Tujuan berikutnya adalah titik paling jauh yang akan saya tempuh dalam perjalanan di Lembah Mamasa, Desa Balla Peu. Keputusan untuk menyambangi Balla Peu harus terlebih dahulu dilakukan lantaran kami ingin menghindari hujan yang biasanya turun sore menjelang malam di Mamasa. Walaupun ada sejumlah objek menarik yang terdapat di rute Kota Mamasa – Desa Balla, kami melewati semua itu lantaran target utama kami adalah Desa Balla Peu. Perhentian ke spot spot menarik yang terletak dalam rute Kota Mamasa - Desa Balla akan dilakukan sepulangnya nanti dari Balla Peu. Ya, saya berharap, hujan tidak turun sore maupun malam nanti. Biarlah cerahnya langit mendampingi perjalanan ini. Pak Supir ojek melakukan pengisian bensin terlebih dahulu sebelum menuju titik terjauh dari Kota Mamasa ini.
Maka, mulailah perjalanan panjang kami menuju Desa Balla Peu. Pertama-tama kami melewati jalan negara yang lumayan cukup mulus sampai kemudian berbatu-batu setelah melewati Kota Mamasa. Jalanan beraspal dengan batu-batuan yang tidak rata mendominasi perjalanan ini. Di beberapa titik tampak proses pembetonan jalan tanah liat. Kendaraan berat dan mesin penghalus jalan diparkir di beberapa sudut jalan ini. Pemandangan yang kami saksikan semuanya menakjubkan. Walaupun panas, tapi udara cukup segar karena secara keseluruhan Lembah Mamasa berhawa sejuk dan dingin. Pemandangan rumah tradisional, gereja, deretan pohon pinus dan cemara, rumput tinggi, bukit-bukit yang menutupi lembah ini beserta sungainya terus menemani perjalanan ini. Walau demikian, sudah sekitar setengah jam saya berkutat di jalan negara. Koq tidak sampai-sampai yach? Jauh sekalikah Desa Balla itu? Kemudian, di sekitar Desa Balla bagian barat, motor memintas Sungai Mamasa di sebuah jembatan kecil. Kami memasuki gerbang pertama menuju Balla Peu.

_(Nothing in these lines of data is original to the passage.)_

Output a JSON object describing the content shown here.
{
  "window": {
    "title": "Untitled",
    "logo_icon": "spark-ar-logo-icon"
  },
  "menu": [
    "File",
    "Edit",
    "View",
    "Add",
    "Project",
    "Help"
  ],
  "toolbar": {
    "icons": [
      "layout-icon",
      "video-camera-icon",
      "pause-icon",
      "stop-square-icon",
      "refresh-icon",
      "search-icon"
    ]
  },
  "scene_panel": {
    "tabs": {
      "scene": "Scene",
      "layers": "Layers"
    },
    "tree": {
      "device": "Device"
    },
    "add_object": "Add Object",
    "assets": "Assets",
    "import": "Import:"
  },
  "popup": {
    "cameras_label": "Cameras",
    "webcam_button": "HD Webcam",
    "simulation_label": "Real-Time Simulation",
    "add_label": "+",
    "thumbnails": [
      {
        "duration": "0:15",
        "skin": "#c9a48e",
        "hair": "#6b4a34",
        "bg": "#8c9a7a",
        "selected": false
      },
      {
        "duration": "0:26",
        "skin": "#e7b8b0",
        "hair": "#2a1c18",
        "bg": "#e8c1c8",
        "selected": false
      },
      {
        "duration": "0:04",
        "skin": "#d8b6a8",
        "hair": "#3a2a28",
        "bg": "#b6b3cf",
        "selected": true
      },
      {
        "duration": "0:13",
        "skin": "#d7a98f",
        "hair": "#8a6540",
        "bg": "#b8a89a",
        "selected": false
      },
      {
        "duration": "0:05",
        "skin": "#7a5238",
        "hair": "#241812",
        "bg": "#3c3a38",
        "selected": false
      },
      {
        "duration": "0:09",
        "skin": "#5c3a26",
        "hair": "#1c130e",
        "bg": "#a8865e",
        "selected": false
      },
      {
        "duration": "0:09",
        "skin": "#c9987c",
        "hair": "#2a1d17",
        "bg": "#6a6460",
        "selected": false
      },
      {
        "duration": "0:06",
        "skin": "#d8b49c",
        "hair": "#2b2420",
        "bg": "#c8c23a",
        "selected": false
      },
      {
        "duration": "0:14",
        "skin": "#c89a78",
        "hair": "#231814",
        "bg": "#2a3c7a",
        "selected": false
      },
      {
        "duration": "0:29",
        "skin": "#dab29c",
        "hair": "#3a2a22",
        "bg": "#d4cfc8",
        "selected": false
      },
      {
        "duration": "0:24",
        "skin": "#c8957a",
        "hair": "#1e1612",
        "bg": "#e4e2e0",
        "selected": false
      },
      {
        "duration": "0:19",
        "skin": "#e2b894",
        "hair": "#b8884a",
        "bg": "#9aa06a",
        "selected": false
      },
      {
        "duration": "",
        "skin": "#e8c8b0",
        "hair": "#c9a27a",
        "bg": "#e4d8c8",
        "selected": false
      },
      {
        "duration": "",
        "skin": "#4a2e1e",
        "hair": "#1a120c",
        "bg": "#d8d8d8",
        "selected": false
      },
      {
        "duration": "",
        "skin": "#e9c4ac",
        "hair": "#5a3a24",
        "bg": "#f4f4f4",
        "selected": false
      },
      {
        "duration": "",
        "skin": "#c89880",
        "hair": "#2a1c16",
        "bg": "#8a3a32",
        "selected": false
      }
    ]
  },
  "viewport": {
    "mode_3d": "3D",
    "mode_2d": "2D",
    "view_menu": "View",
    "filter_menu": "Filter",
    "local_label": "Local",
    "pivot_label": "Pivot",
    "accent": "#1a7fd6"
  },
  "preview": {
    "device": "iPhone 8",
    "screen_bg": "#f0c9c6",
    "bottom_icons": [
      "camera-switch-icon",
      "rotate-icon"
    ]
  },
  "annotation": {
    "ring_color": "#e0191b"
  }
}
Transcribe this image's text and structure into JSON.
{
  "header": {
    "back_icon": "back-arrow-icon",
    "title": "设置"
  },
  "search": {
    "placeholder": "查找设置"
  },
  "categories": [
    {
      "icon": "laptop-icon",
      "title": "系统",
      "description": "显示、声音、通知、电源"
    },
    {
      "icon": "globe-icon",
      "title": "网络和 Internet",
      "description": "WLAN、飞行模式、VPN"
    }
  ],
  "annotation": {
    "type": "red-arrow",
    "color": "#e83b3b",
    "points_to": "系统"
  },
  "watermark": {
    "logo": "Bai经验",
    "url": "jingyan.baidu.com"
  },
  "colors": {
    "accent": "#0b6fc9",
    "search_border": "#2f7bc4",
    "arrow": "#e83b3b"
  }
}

Saya nggak akan mengeluh lagi dech kalau ada jalanan rusak parah. Sepanjang pengalaman saya, saya sudah cukup banyak mengalami aneka jenis jalan rusak namun tidak separah Mamasa. Kalau di jalan negara saya terguncang-guncang karena aspalnya berbolong-bolong, maka di jalan desa saya hampir terlempar dari motor lantaran medan yang selalu menanjak dan kondisi jalan yang terdiri atas bebatuan cadas sepanjang ruas jalan. Satu kata : Ajaib! Saya berpegangan erat-erat pada supir dan motor agar tidak sampai terjatuh. Uniknya, sang supir tampaknya sudah cukup lihai membawakan motor tersebut. Ia bahkan bisa meliuk-liuk dengan mudahnya padahal pinggir kami adalah jurang tebing menganga! Jurang tersebut menganga lebar dan menampilkan pemandangan Pegunungan Quarles yang menakjubkan. Saya sudah tidak mampu berkata-kata lagi dan diam saja sepanjang perjalanan. Rute menanjak terus yang kami lalui memang wajib dilalui berhubung Desa Balla Peu terletak di ketinggian. Kalau bukan jalan berbatu cadas dan kerikil, pokoknya jalanannya berupa jalan tanah liat yang super becek dech. Parah.
Di perjalanan menuju Balla Peu, saya melihat ada kompleks pemakaman Tedong-Tedong yang berada tepat di tengah jalan, di atas sebuah sawah. Tulisan objek wisata jelas terpampang disana tapi jangan harap anda bisa melihat wisatawan. Yang tampak hanyalah kesunyian hutan dan beberapa orang petani yang sedang menanam padi. Kami melewatkan Tedong-Tedong ini lantaran ingin mengejar Desa Balla Peu terlebih dahulu. Jarak dari jalan negara hingga Balla Peu memang cukup jauh. Dengan motor saja, jarak sedemikian harus ditempuh dalam waktu setengah jam. Belum lagi batu-batu cadas yang bergelimpangan di tengah jalan, membuat bokong saya mati rasa lantaran terlalu menahan diri untuk tetap menempel di atas motor. Untungnya, derita ini terbayar dengan pemandangan super indah yang tersaji di atas Desa Balla. Rangkaian pegunungan Quarles yang tinggi dan berkabut, dilatari dengan awan kelabu tebal menjadi objek foto yang menarik. Belum lagi koleksi pepohonan yang dimiliki oleh pegunungan memang indah. Semakin indah lah foto-foto yang saya ambil.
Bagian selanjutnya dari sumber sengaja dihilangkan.